Alois Nedvěd in September 2022, Eibenthal - Romania
Alois Nedvěd in September 2022, Eibenthal - Romania
photo: Post Bellum

Alois Nedvěd was born on 19 August 1949 in the Czech village of Eibenthal in the Romanian Banat. His father’s name was Augustin and during the Second World War he was drafted by German military units and subsequently deployed to the front, where he was wounded and then captured by the Red Army. In June of 1951, the Communist Party of Romania deported the family to the region of Baragan, at the time the witness’s mother was pregnant and his sister was born in exile. They lived there in wretched conditions, forced to collect cotton in order to fulfil their work quota. According to the witness’s testimony, they spent about half a year in the Baraganian steppe, after which a decision was made to allow miner’s families to leave for work in the town of Comănești in eastern Romania, where his father worked in the coal mines.

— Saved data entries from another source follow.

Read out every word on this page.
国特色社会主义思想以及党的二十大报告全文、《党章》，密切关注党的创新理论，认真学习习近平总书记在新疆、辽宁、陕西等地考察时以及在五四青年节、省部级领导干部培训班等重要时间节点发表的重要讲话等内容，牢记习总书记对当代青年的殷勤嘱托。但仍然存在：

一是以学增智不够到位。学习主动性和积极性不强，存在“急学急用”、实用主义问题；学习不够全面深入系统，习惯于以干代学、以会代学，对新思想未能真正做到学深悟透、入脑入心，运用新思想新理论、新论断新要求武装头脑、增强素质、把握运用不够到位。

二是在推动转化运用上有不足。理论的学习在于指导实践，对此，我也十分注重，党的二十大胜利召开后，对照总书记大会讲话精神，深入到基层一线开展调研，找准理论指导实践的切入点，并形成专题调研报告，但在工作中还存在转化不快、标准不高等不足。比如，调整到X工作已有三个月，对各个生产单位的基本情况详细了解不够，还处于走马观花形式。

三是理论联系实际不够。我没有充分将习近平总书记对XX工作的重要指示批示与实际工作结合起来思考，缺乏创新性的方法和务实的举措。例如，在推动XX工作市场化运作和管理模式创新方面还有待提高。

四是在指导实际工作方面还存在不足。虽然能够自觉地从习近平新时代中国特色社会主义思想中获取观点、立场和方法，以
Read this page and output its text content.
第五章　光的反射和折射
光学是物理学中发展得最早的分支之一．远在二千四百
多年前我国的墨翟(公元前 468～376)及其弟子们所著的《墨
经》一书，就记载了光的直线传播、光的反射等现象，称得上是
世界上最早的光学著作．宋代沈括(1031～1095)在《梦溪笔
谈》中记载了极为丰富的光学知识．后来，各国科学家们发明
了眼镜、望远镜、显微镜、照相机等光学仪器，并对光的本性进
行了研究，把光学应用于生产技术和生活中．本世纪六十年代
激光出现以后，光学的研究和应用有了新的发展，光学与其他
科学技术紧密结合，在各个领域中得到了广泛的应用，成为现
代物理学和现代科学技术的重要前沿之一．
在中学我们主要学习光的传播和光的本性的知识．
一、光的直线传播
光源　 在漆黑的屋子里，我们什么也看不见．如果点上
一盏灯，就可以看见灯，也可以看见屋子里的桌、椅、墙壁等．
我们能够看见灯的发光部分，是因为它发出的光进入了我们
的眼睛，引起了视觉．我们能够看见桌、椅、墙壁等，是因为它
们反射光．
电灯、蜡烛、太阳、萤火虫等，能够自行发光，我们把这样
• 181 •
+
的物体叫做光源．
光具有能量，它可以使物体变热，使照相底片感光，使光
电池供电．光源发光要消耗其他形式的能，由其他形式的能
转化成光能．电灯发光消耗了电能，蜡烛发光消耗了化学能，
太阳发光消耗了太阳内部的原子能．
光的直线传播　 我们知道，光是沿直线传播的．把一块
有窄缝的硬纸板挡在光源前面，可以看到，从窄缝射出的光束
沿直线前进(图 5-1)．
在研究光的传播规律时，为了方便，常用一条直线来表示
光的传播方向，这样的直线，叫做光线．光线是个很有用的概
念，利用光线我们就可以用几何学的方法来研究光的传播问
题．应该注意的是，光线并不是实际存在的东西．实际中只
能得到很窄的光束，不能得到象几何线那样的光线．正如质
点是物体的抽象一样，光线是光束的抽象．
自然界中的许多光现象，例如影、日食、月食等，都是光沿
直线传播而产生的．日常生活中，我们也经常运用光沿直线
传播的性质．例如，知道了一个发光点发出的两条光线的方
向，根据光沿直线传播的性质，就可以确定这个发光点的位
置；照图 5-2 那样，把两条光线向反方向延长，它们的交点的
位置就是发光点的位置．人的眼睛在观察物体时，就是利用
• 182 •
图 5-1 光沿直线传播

They were only allowed to return home after the decision of the Ministry of the Interior issued in December 1955. After returning, they lived in the miner’s colony in Ujbányje, where the witness attended four years of school and the next three years in Eibenthal. After completing his engineering trade school, he worked for three years as a lathe operator and after military service, he returned to Eibenthal, where he married and worked in the asbestos and coal mines. After 1990, he began receiving financial compensation from the state for his deportation to Baragan. At the time of recording he was living in Eibenthal (September 2022).